A cruel death in Hebron
By Bret Stephens
Because it’s unlikely that his name will be publicly remembered for long, it’s worth pausing to consider the grisly murder of Ahmad Abu Murkhiyeh in the West Bank city of Hebron. Every murder is an outrage and a tragedy, and many murders involve a larger story. In this case, it’s one that too few people are willing to tell.
Murkhiyeh (some news accounts transliterate his surname as Marhia) was a 25-year-old gay Palestinian man who had been living for two years in Israel and had filed papers for resettlement in Canada. An acquaintance, Natali Farah, described him to the newspaper Haaretz as “a pleasant and sensitive guy, always appreciative and grateful. He had goals he sought to achieve in life, he found a good job and it seemed like it was all going to work out for him.”
Last Wednesday, he was found beheaded in Hebron. A suspect, now in the custody of the Palestinian Authority police, filmed the beheading and uploaded it to Palestinian social media, according to a report from The Times of Israel.
As with many murders, details of the case remain unclear. A relative told a Palestinian radio station that Murkhiyeh had been living in Jordan and routinely came home for visits. No motive has been established for the killing, and it’s unclear whether the suspect knew the victim.

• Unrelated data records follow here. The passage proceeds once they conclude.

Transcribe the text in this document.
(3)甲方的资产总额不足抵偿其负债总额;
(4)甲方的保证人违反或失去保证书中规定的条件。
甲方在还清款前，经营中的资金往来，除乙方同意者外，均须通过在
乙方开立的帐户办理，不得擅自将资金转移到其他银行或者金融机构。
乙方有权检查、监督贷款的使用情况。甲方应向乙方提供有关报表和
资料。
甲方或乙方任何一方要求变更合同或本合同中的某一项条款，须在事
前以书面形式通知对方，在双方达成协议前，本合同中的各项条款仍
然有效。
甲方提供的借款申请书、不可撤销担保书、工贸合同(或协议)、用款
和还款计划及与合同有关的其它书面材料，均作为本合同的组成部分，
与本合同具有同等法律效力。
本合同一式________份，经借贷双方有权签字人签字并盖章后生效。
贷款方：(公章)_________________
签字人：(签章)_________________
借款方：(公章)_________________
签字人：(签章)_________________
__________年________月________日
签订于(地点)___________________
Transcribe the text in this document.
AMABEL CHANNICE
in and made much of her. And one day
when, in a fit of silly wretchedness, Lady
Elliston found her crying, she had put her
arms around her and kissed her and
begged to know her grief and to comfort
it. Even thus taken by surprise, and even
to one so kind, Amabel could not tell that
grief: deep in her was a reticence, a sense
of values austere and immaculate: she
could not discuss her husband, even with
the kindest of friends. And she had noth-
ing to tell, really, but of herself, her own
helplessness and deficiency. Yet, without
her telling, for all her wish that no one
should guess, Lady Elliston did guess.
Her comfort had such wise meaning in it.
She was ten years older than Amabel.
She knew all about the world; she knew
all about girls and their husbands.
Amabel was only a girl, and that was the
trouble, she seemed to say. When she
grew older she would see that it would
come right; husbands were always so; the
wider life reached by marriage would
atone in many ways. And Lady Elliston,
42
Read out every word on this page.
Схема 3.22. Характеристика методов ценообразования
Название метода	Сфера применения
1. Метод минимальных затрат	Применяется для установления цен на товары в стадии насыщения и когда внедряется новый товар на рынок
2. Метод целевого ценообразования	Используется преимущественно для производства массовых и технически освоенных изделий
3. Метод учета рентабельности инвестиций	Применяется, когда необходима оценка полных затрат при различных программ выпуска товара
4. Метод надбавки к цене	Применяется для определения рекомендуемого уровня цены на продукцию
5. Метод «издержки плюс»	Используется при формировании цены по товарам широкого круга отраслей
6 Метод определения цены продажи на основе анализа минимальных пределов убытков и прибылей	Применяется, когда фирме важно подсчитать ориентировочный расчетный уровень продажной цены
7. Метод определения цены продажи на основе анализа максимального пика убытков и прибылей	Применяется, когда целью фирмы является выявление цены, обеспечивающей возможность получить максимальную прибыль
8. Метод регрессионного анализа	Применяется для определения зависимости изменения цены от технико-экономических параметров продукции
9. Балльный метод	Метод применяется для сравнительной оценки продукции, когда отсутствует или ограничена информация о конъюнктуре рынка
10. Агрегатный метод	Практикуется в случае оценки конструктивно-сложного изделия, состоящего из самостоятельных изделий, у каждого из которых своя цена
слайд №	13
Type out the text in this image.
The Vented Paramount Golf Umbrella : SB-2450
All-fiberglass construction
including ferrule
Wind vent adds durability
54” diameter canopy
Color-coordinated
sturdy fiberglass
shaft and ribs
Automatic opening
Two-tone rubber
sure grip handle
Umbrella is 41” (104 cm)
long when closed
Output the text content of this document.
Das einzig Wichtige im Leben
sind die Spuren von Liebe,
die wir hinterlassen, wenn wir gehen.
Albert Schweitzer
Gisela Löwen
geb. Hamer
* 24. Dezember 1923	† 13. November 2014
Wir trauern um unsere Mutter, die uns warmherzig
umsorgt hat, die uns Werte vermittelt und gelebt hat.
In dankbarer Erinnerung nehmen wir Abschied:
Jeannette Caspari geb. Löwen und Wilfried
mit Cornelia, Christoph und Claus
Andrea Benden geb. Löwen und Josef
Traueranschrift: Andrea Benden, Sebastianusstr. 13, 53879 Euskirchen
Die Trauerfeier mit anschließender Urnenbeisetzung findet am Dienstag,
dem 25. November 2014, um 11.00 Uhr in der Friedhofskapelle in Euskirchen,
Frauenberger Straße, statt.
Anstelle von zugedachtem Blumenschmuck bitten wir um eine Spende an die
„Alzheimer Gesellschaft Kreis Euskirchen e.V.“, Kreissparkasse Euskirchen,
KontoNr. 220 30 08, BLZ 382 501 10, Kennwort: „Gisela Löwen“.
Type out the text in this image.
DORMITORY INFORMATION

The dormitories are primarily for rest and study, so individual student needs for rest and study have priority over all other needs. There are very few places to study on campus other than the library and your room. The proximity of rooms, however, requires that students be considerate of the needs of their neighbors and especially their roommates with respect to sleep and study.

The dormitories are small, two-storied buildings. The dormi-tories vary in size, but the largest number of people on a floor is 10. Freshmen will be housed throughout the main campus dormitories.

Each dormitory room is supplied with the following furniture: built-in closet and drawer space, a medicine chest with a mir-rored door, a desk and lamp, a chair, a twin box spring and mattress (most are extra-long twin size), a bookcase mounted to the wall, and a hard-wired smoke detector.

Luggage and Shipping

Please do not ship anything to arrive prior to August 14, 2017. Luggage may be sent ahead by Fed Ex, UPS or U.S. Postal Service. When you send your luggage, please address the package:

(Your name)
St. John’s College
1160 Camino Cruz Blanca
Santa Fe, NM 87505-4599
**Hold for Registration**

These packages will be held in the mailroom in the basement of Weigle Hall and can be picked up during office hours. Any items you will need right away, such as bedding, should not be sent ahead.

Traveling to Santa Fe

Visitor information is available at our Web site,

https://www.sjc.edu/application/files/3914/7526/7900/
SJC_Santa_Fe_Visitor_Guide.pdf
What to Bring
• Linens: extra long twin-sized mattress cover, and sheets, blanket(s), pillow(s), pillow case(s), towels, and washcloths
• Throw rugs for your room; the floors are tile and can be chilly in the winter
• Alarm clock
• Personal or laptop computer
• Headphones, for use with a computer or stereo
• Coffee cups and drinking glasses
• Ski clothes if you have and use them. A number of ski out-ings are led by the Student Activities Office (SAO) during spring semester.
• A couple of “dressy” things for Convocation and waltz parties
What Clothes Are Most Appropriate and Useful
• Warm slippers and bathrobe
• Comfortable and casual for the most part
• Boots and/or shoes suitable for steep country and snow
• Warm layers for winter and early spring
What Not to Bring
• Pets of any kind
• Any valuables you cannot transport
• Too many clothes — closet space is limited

Other facts are better established. Rita Petrenko, founder of Al-Bayt-Al-Mukhtalif, an Israeli group that works on behalf of the Arab LGBTQ community, told The Associated Press that she had helped with Murkhiyeh’s resettlement papers and that his stays at LGBTQ shelters in Israel were well documented. Farah reported that Murkhiyeh had been threatened on the phone and had changed his number. Friends of Murkhiyeh attended a memorial in his honor on the Tel Aviv boardwalk. At the time of his death, Murkhiyeh was one of scores of gay Palestinians finding refuge in Israel.
Then there is the other side of the coin. A Palestinian radio presenter denounced the murder for crossing “every single red line in our society, whether in terms of morals, customs or basic humanity.” That’s heartening to hear, but it isn’t true.
In 2016, The New York Times’ Diaa Hadid and Majd Al Waheidi reported from Gaza City on the gruesome torture and execution of Mahmoud Ishtiwi. Ishtiwi was a Hamas commander whose leaders suspected him of embezzlement and “moral turpitude” — having sex with men — raising additional fears that he might have spied for Israel.
“Relatives said Mr. Ishtiwi had told them he had been suspended from a ceiling for hours on end, for days in a row,” Hadid and Al Waheidi reported. “He was whipped, and guards blasted loud music into his cell, banishing sleep.” He was later shot with three bullets to his chest.
This was part of an old and awful pattern. In 2002, in The New Republic, Israeli writer Yossi Klein Halevi wrote about the plight of gay Palestinians with stories similar to Murkhiyeh’s, men who had taken refuge in Israel because it was the only place where their lives wouldn’t be in jeopardy.
“A gardener we’ll call Samir, who had fled the territories for Israel, told me of a gay friend who was a member of the Palestinian police and ran away to Tel Aviv,” Halevi wrote. Then, quoting Samir: “‘After a while he returned to Nablus, where he was arrested by the Palestinian police and accused of being a collaborator. They put him in a pit. It was the fast of Ramadan, and they decided to make him fast the whole month but without any break at night. They denied him food and water until he died in that hole.’”
The bigotry is, as they say, systemic. In 2019, the Palestinian Authority banned organized LGBTQ activities; a Palestinian police spokesperson called them “harmful to the higher values and ideals of Palestinian society.” The ban was later rescinded, but it says something that the Al-Qaws Foundation, which campaigns for gay rights for Palestinians, has its offices in Israel.
In recent years, it’s become the fashion of many of Israel’s vehement critics to accuse Israel’s supporters of “pinkwashing” — that is, of using the Jewish state’s pathbreaking record of promoting and protecting gay rights over many years as a cloak to obscure its various purported sins.
But there’s another word to describe the reluctance, bordering on willful blindness, of too many advocates of Palestinian statehood to call attention to the prejudice and brutality that confront gay Palestinians. It’s called whitewashing. Whitewashing is also the word that goes for the broad indifference in pro-Palestinian circles to Hamas’ tyrannical rule in Gaza, or to the Palestinian Authority’s murder of its domestic political critics like Nizar Banat, or to the elimination of any semblance of democracy under the petty despotism of Palestinian Authority President Mahmoud Abbas.
Those who claim to champion the cause of Palestinian liberation, as a movement of national self-determination, should care equally about the cause of Palestinian liberties, as a basis for decent governance.